Russia has played off ethnic groups against one another in the Caucasus. The three-sided conflict between South Ossetia, Georgia and Russia harks back to old imperial policy.

  • By Charles Clover, Financial Times
  • Published: 00:02 August 10, 2008
  • Gulf News

Hostility between Ossetians and Georgians stretches back at least as far as 1839 when Mikhail Lermontov, wrote Demon, a poem about the enmities that pervade life in the high mountains of the Caucasus. When a Georgian prince was ambushed on his way to his wedding, the wicked bullet of the Ossetian/found him in the darkness, Lermontov wrote.

As Russia stands on the brink of war with Georgia over control of South Ossetia, the words were a useful reminder that things have changed little in a century and a half.

Historically, Russia has played off tribes and ethnic groups against one another in a bid to divide and rule the troublesome region. The three-sided conflict between South Ossetia, Georgia and Russia harks back to old imperial policy.

Ossetia was independent of Georgia but was absorbed into the Russian empire with Georgia, in 1801, and when the Soviet republic of Georgia was formed, following the revolution of 1917, the southern part of Ossetia became part of it.
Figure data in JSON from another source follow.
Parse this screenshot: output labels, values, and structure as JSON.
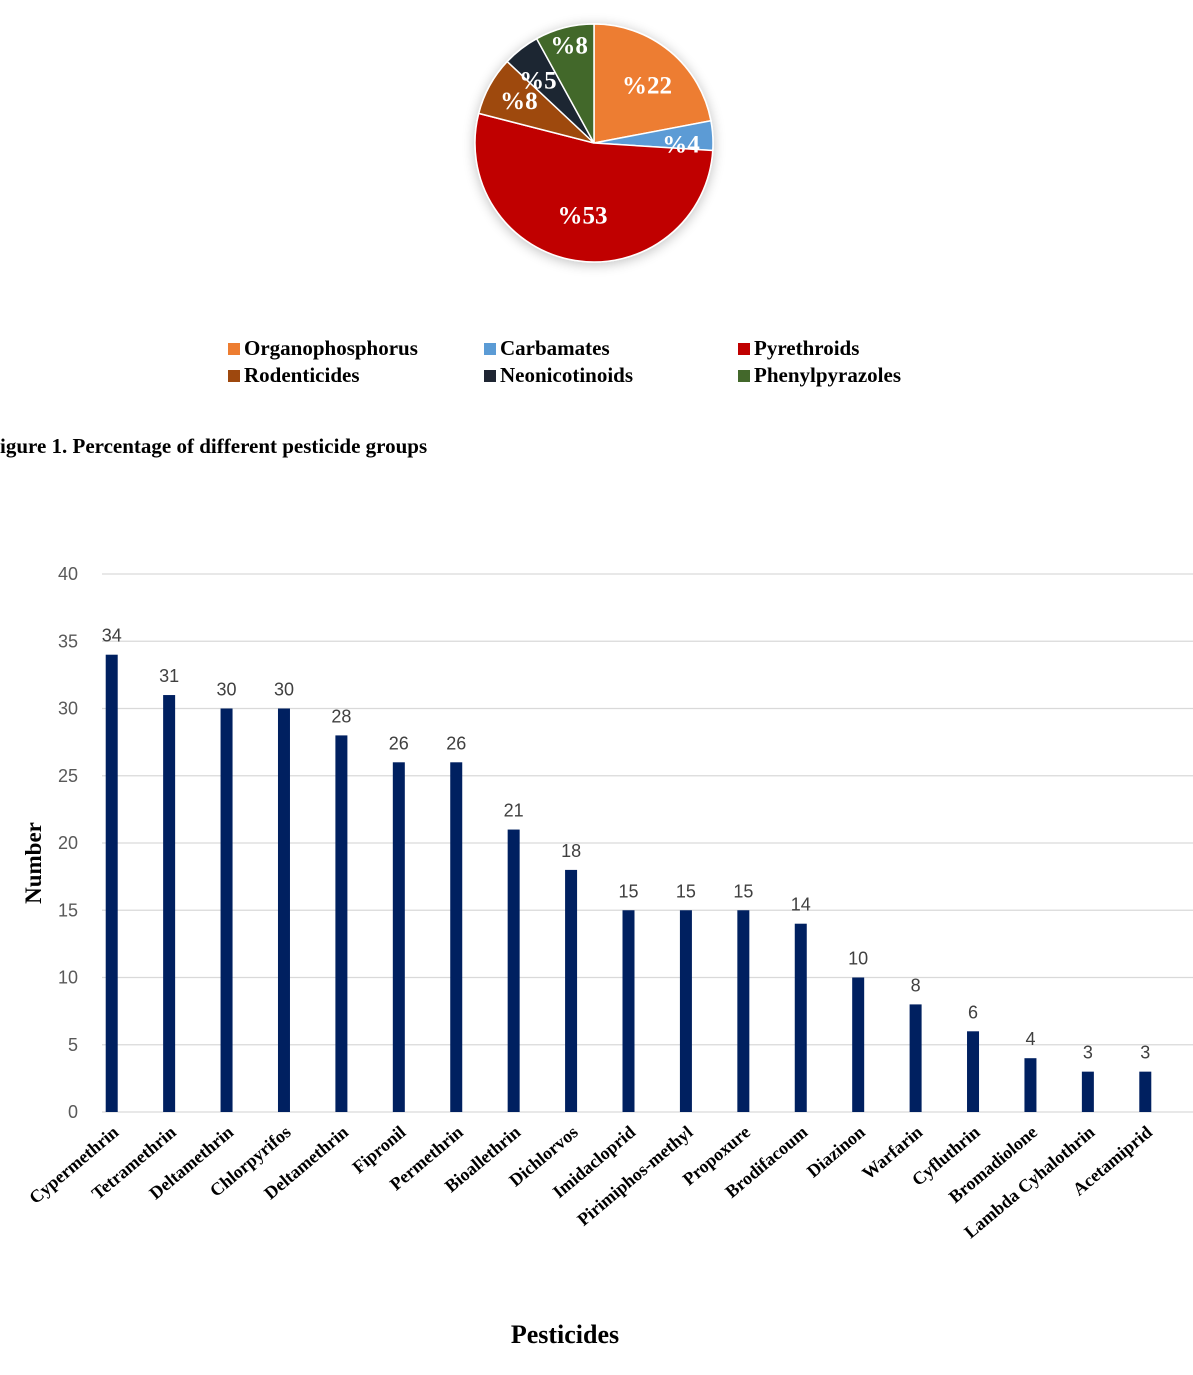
{
  "chart_data": [
    {
      "type": "pie",
      "slices": [
        {
          "label": "Organophosphorus",
          "value": 22,
          "display": "%22",
          "color": "#ED7D31"
        },
        {
          "label": "Carbamates",
          "value": 4,
          "display": "%4",
          "color": "#5B9BD5"
        },
        {
          "label": "Pyrethroids",
          "value": 53,
          "display": "%53",
          "color": "#C00000"
        },
        {
          "label": "Rodenticides",
          "value": 8,
          "display": "%8",
          "color": "#9E480E"
        },
        {
          "label": "Neonicotinoids",
          "value": 5,
          "display": "%5",
          "color": "#1F2633"
        },
        {
          "label": "Phenylpyrazoles",
          "value": 8,
          "display": "%8",
          "color": "#43682B"
        }
      ],
      "legend": [
        "Organophosphorus",
        "Carbamates",
        "Pyrethroids",
        "Rodenticides",
        "Neonicotinoids",
        "Phenylpyrazoles"
      ],
      "legend_position": "bottom"
    },
    {
      "type": "bar",
      "categories": [
        "Cypermethrin",
        "Tetramethrin",
        "Deltamethrin",
        "Chlorpyrifos",
        "Deltamethrin",
        "Fipronil",
        "Permethrin",
        "Bioallethrin",
        "Dichlorvos",
        "Imidacloprid",
        "Pirimiphos-methyl",
        "Propoxure",
        "Brodifacoum",
        "Diazinon",
        "Warfarin",
        "Cyfluthrin",
        "Bromadiolone",
        "Lambda Cyhalothrin",
        "Acetamiprid"
      ],
      "values": [
        34,
        31,
        30,
        30,
        28,
        26,
        26,
        21,
        18,
        15,
        15,
        15,
        14,
        10,
        8,
        6,
        4,
        3,
        3
      ],
      "xlabel": "Pesticides",
      "ylabel": "Number",
      "ylim": [
        0,
        40
      ],
      "yticks": [
        0,
        5,
        10,
        15,
        20,
        25,
        30,
        35,
        40
      ],
      "grid": true,
      "bar_color": "#002060"
    }
  ],
  "figure_caption": "igure 1. Percentage of different pesticide groups"
}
North Ossetia stayed in Russia.

As the USSR collapsed in 1991, South Ossetians moved to reclaim their independence from Georgia and, aided by Moscow, fought a brief civil war, broke away and began running their own affairs.
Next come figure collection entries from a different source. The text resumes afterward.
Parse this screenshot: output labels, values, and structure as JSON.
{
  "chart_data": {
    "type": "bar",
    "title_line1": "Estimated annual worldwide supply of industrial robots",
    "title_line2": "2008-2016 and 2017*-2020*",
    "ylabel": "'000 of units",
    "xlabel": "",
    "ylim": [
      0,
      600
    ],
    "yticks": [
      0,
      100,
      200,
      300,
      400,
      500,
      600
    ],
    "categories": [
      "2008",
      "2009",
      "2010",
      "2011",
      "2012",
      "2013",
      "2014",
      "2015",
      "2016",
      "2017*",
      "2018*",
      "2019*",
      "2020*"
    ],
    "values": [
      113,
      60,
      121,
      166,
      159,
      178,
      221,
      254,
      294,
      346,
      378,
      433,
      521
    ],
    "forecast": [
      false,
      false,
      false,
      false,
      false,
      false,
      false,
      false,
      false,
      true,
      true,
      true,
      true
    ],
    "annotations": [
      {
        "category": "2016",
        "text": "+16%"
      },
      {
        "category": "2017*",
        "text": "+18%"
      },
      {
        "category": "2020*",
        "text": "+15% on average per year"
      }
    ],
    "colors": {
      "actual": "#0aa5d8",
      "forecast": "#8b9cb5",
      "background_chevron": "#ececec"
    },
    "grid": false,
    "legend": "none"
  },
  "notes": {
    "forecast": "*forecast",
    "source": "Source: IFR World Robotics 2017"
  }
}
The Georgian government claims that Moscow supported and continues to support the rebels. After the introduction of Russian peacekeepers into the region, Georgia plausibly claimed that the Russian garrison of 1,000 tacitly supported the rebels.

For the 12 years following the civil war an uneasy truce reigned between Tbilisi and the breakaway capital in Tskhinvali. But this changed with the election of Mikheil Saakashvili as president of Georgia in 2004.

Unsuccessful attempt

The US-backed Saakashvili made restoration of the territorial integrity of Georgia his priority. Neighbouring Abkhazia, another Russia-backed breakaway region, and South Ossetia once again became the site of sporadic fighting as Tbilisi unsuccessfully tried to retake the regions.
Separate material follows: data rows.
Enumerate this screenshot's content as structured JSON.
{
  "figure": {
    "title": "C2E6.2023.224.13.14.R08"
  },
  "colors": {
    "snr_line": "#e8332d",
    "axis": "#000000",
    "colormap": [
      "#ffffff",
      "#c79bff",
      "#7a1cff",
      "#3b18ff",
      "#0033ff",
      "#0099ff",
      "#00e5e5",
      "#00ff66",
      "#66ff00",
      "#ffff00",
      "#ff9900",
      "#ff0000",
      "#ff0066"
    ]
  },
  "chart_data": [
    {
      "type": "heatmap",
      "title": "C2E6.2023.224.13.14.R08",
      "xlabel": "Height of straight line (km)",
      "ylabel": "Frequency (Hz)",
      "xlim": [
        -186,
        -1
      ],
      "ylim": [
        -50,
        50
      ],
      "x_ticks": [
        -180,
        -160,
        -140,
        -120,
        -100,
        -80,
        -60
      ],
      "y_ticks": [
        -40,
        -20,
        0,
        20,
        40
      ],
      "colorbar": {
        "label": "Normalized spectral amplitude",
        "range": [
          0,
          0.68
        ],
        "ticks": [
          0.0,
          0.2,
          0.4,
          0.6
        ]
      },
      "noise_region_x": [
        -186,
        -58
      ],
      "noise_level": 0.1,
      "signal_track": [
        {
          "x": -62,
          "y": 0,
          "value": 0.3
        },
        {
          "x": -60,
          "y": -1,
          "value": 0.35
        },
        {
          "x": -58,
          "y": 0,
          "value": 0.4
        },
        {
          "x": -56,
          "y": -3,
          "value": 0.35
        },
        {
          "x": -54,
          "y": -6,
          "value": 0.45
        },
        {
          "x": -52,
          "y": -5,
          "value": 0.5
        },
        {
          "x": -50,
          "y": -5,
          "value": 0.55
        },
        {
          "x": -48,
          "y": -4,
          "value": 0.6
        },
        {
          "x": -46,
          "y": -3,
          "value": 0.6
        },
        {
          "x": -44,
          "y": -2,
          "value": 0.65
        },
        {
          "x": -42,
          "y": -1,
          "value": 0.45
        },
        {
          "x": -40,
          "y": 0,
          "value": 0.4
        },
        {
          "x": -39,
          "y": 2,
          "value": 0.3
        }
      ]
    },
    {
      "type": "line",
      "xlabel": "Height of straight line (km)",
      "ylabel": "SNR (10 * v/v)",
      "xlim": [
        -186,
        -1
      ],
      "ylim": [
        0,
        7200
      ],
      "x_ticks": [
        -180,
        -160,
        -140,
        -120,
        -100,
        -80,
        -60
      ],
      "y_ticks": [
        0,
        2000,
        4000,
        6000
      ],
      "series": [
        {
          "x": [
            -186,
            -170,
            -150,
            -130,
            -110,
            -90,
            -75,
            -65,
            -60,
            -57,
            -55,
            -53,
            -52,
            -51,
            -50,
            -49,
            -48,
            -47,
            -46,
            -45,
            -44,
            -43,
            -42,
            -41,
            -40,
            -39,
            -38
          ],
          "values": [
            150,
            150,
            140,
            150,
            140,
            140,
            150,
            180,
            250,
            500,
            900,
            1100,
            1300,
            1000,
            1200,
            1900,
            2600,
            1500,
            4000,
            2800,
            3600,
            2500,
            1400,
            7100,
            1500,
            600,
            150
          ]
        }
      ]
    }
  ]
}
Its efforts included setting up a rival government to the Russian-backed Eduard Kokoity in South Ossetia.

Since November 2006 Tbilisi has supported an alternative de facto South Ossetian administration led by Dmitri Sanakoev.

With two competing governments struggling for legitimacy, an inexperienced and easily provoked Georgian government in Tbilisi, and an increasingly belligerent and assertive Russia under the leadership of Vladimir Putin, the situation was ripe to get out of control.

The flames were fanned by increasing distrust between Russia and the US as each jostled for influence in the region - the US supporting the Georgian government and Russia supporting the separatists.

This spring negotiations between Georgia and Nato over Georgia's possible accession to the Atlantic alliance shocked Russia, which is deeply opposed to the movement of Nato closer to its borders.

According to Dmitri Trenin, analyst at the Carnegie Moscow Centre, the Russian position on Georgia's Nato bid was that "they can either be in Nato or they can have Abkhazia and South Ossetia".

Since the Nato bid, he said, the two sides had been engaged in a low-key battle of feints, deceptions and provocations - each trying to provoke the other into showing itself to be irresponsible and aggressive.

"The Georgians have been trying to get the Russians to show their true colours, that they are empire-minded and expansionist," Trenin said. And that would help the pro-Western government convince the West that it needed the protection of Nato membership.

For their part, the Russians were doing their best to provoke the Georgian government "to show them to be irresponsible firebrands" and thus unfit for Nato membership, he said.

The spark came last Friday, with the heaviest fighting since 2004. A Western diplomat in Tbilisi who had travelled to Tskhinvali said it was difficult to tell who started shooting first.

"What is clear is that last Friday there was a bomb attack on a Georgian vehicle, which injured six people; a response from Georgia, which ended up killing six on the south Ossetian side; then a pause; and then heavy fighting resumed," the diplomat said.

With Georgian forces seemingly in a pitched battle with Russian peacekeepers around Tskhinvali, and the arrival of Russian forces as reinforcements, Trenin said: "I am afraid this is just the beginning of a much, much bigger problem."